Burned Area Rehabilitation

The Burned Area Rehabilitation Program supports efforts to repair or improve burned landscapes unlikely to recover without human assistance.

A recently burned area showing burned trees and blackened soil.

A recently burned area. Photo by USGS. 


Quick Facts

$20.5 million: money spent by this program in Fiscal Year 2023

Recent burned area rehabilitation work: 

  • Replanted more than 300 acres of native vegetation affected by wildfires that burned in Hawaii, Washington, and Arizona.
  • Surveyed and treated 27 wilderness campsites in Rocky Mountain National Park impacted by the Cameron Peak and East Troublesome fire.  
  • Repaired more than 100 miles of trails in Lassen Volcanic National Park damaged by the Dixie wildfires that burned in California in 2021.  
  • Supported post-wildfire giant sequoia recovery within Sequoia and Kings Canyon National Parks. 

Why is Rehabilitation Important?

Fire plays a natural and necessary role in many landscapes. Periodic low-intensity fires speed up forest decomposition and deliver nutrients to remaining plants. They build resilience to future fires by reducing vegetation and creating a mosaic of burned, partially burned, and unburned areas, which makes it less likely that future fires will torch an entire landscape. Some trees, like lodgepole pine, require the heat of flames to open their cones and disperse new seeds.

Not all landscapes react to fire in the same way. Sometimes wildfire burns so hot it incinerates everything over a large area, including the plant roots and other organic matter that stabilize the topsoil. This type of disturbance leaves an area vulnerable to erosion by floods or mudslides that can delay plant recovery for decades (or longer), reduce water quality, and possibly damage homes. Invasive plants pose another threat; if they outcompete native plants, they can transform a landscape and negatively affect people’s livelihoods, recreation, and wildlife.

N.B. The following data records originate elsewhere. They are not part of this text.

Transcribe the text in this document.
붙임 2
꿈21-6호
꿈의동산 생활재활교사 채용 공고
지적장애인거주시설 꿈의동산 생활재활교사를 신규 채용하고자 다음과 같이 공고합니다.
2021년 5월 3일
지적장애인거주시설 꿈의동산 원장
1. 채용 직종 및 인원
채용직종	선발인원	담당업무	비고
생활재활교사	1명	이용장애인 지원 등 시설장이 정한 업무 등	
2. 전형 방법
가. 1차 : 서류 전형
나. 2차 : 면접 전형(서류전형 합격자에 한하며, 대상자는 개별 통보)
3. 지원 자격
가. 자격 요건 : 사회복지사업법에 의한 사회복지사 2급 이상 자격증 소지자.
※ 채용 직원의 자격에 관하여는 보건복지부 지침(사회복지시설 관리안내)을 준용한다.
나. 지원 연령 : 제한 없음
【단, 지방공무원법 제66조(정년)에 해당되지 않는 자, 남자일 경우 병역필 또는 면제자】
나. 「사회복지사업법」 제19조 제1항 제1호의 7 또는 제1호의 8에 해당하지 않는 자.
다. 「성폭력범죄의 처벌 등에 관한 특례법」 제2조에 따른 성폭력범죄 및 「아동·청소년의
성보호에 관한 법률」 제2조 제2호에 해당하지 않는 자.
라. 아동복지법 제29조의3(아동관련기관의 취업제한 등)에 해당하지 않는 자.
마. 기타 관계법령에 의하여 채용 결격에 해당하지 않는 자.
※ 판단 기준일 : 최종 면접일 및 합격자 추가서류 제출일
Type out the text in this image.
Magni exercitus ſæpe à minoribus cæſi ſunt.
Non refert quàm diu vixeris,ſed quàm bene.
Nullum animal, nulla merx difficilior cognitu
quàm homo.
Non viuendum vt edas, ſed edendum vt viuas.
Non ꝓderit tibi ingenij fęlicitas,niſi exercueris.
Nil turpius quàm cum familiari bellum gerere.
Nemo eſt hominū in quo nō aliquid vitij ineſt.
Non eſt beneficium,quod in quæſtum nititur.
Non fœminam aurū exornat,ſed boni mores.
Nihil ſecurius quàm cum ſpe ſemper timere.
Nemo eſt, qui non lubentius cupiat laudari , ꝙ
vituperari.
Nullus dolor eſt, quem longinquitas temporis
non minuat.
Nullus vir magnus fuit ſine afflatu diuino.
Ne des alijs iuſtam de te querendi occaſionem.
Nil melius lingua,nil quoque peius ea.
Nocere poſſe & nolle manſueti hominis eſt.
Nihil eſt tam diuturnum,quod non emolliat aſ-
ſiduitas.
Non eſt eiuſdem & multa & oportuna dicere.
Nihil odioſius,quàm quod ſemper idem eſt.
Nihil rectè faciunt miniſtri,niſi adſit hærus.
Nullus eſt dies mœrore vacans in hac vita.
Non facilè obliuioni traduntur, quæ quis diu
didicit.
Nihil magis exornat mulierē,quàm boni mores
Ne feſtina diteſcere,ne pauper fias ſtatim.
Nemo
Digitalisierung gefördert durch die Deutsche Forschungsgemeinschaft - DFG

In the first five years after a wildfire, our rehabilitation efforts work to prevent these problems and jump-start the landscape recovery process by:

  • Spreading native plant seeds or planting native seedlings. 
  • Applying herbicides to kill invasive plants, removing them by hand, or introducing bacteria to control them.
  • Using heavy equipment to disrupt the growth of targeted plant species or contour landscapes to control runoff.

This program also funds the repair or replacement of minor infrastructure damaged by a wildfire, such as small trail bridges, handrails, campgrounds, boat ramps, stock tanks, or informational kiosks.

Evaluation

The Department of the Interior assesses the effectiveness of rehabilitation treatments, frequently in collaboration with the U.S. Geological Survey, the U.S. Forest Service, and other scientific institutions. This U.S. Geological Survey study serves as an example of these types of assessments.